Je zou denken dat de muziek in het verlengde van Trail Of Tears ligt, aangezien er drie leden van die band actief zijn in Viper Solfa. Niets is minder waar aangezien Morfeus namelijk de belangrijkste songwriter is. Hij zorgt ervoor dat het geheel veel harder, sneller en agressiever klinkt dan je zou verwachten. Slechts af en toe (in Vulture Kingdom, War Of Zion en Shahanshah) is er nog iets wat aan het gothic materiaal van de voorganger doet denken. Over het algemeen is het echter theatrale extreme metal met veel gemene, scherpe en ‘gevaarlijke’ thrash- en blackmetalriffs wat de klok slaat.
De Noren zelf noemen het poison music en dat is nog niet eens zo’n slecht bedachte term. De giftige muur van riffs, die sterk in de mix staat, zorgt namelijk voor een donkere en creepy sfeer. Enerzijds een goede zet, aan de andere kant drukt het soms de zang wat weg in de mix. De keyboardpartijen zetten het toxische karakter nog eens extra kracht bij, ook al zijn ze slechts op de achtergrond aanwezig. Tijdens de trage passages, zoals die in Funeral Of Kings, Vulture Kingdom en Call For Silence, komt het giftige karakter het sterkst naar voren.

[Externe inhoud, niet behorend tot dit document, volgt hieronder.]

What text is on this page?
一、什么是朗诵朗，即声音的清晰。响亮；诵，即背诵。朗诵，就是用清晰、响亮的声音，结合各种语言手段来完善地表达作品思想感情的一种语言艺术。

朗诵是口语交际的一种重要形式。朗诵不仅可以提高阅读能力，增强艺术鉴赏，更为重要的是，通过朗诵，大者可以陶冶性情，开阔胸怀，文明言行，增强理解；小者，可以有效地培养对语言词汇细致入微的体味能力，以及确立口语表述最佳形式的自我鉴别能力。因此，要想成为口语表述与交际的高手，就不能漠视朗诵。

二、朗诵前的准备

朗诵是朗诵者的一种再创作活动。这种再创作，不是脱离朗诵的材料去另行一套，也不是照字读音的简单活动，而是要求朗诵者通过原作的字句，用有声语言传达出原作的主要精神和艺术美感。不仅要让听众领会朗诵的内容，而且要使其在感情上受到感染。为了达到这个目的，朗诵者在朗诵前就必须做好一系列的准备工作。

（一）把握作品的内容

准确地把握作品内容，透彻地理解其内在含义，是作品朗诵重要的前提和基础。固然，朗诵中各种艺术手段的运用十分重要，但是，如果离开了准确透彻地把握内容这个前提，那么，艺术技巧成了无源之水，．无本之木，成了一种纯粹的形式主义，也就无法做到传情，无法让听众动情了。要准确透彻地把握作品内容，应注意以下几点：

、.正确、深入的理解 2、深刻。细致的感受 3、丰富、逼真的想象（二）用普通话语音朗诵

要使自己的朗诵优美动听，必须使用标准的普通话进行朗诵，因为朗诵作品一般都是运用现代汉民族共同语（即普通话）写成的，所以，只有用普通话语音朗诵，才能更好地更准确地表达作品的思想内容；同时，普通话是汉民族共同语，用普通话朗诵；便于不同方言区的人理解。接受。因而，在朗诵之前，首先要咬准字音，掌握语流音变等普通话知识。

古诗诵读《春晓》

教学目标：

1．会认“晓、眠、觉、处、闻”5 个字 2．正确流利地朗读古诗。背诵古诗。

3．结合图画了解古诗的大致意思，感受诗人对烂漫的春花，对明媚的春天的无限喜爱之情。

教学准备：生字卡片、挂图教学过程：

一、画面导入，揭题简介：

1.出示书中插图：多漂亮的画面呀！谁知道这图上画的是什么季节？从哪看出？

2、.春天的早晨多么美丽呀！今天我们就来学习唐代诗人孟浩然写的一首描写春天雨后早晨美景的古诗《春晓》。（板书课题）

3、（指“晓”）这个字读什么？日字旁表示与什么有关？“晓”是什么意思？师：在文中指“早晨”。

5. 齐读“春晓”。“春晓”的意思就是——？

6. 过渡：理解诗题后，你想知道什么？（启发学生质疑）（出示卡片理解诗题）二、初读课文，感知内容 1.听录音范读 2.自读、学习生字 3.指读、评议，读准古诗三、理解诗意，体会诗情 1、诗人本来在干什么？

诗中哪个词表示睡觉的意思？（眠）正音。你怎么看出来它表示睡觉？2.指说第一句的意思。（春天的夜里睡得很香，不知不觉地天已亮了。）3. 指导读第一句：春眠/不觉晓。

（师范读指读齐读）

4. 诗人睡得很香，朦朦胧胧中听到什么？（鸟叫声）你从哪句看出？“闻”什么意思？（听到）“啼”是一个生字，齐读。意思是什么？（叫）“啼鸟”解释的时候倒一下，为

Naast het gitaarwerk zijn het de sterke vocalen die de sfeer bepalen. Zangeres 'Sphinx' beschikt over een uitstekende rockstem die goed bij de muziek past. Ze geeft het geheel een onheilspellend karakter met haar gevarieerde stemgeluid, van lieflijk melodieus tot griezelig en angstaanjagend. De nijdige, extreme vocalen van Ronny, die een stuk agressiever zijn dan hij bij Trail Of Tears liet horen, vullen dit mooi aan, ook al is het contrast groot. Als ze samenkomen, zoals in het titelnummer, wordt het wat te druk. Met name door de bijzondere zanglijnen van de zangeres bezinken veel nummers relatief langzaam. Deranged, Vulture Kingdom en War Of Zion bevatten de sterkste zanglijnen.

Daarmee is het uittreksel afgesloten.